Оба, впрочем, оказались чрезвычайно добросовестными и постоянно приходили к курятнику, размахивая своими фонариками и безостановочно обсуждая проблемы птичьей жизни. И вот в тот самый момент, когда я открывал глаза, чтобы встретить свой первый день на безлюдном острове, Маленький Джон и Маленький Джордж направлялись к курятнику с ведрами воды и корма. Подойдя ближе, они увидели, что дверь распахнута, а внутри никого нет. Оба набросились друг на друга с обвинениями.

К счастью, в этот момент из относительной прохлады курятника на улицу выглянуло несколько толстых ленивых цыплят, привлеченные закуской и прохладительными напитками, поэтому загнать остальных, разбредшихся по округе, обратно не составило большого труда. А потом оба пацана клялись и божились, что накануне вечером запирали дверь.

Однако на следующий день дверь снова оказалась открытой. Заверив мальчишек в их невиновности, антикризисный комитет собрался за карточным столом и пришел к выводу, что инцидент не случаен. Впрочем, мы не исключили и того, что в странной истории нет ничего зловещего, и это всего лишь проделки какого-нибудь любопытного малыша. По крайней мере, все цыплята по-прежнему на месте, и ничего ужасного с ними не произошло.

И все же мы решаем не рисковать, и Смол Тому, собирающемуся в Мунду продавать овощи, поручено купить маленький медный замок и к нему три ключа. Два я отдаю мальчикам, они вешают их себе на тесемках на шею, а один оставляю у себя. Две последующие ночи проходят без происшествий, и нам кажется, что новая система безопасности остановила нарушителя спокойствия. Жизнь возвращается в свое нормальное русло.

Однако нормальная жизнь на Соломоновых островах включала в себя и малярию.
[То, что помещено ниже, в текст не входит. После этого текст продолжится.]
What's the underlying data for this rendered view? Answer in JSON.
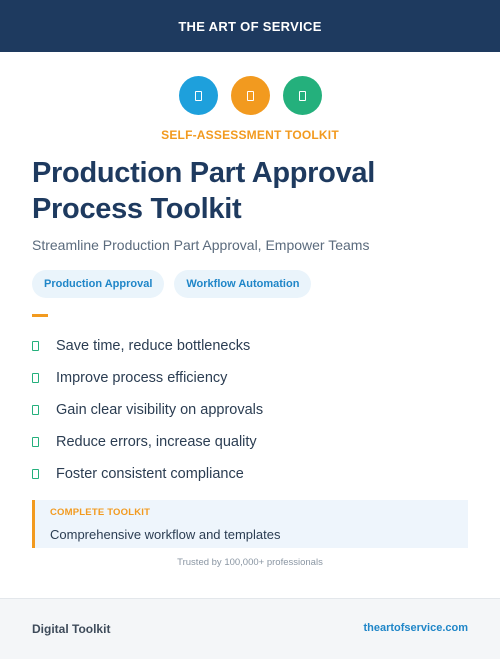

Однажды ночью я просыпаюсь от того, что дождь барабанит по крыше церкви. Впервые со дня своего приезда чувствую, что замерз, то есть не просто дрожу, а весь покрыт мурашками, как будто холод поднимается из самого нутра моего организма. А затем мне становится невероятно жарко, словно меня вытащили из холодильника и запихали в раскаленную плиту. Я сажусь, обливаясь потом, и Чатни, усевшись на покрытом эмалью столе, мяучит, выражая мне сочувствие.

Вскоре после своего прибытия на Соломоновы острова я не без интереса ознакомился с листовкой, в которой описывались симптомы малярии, — ее Джефф держал у себя в кабинете для воодушевления приезжих. Среди главных симптомов — лихорадка, озноб и гриппозные явления; кроме того, следовало обращать внимание на мышечные боли и желтуху («пожелтение кожи и белков глаз»). Я в темноте рассматриваю руки, а зеркала у меня нет.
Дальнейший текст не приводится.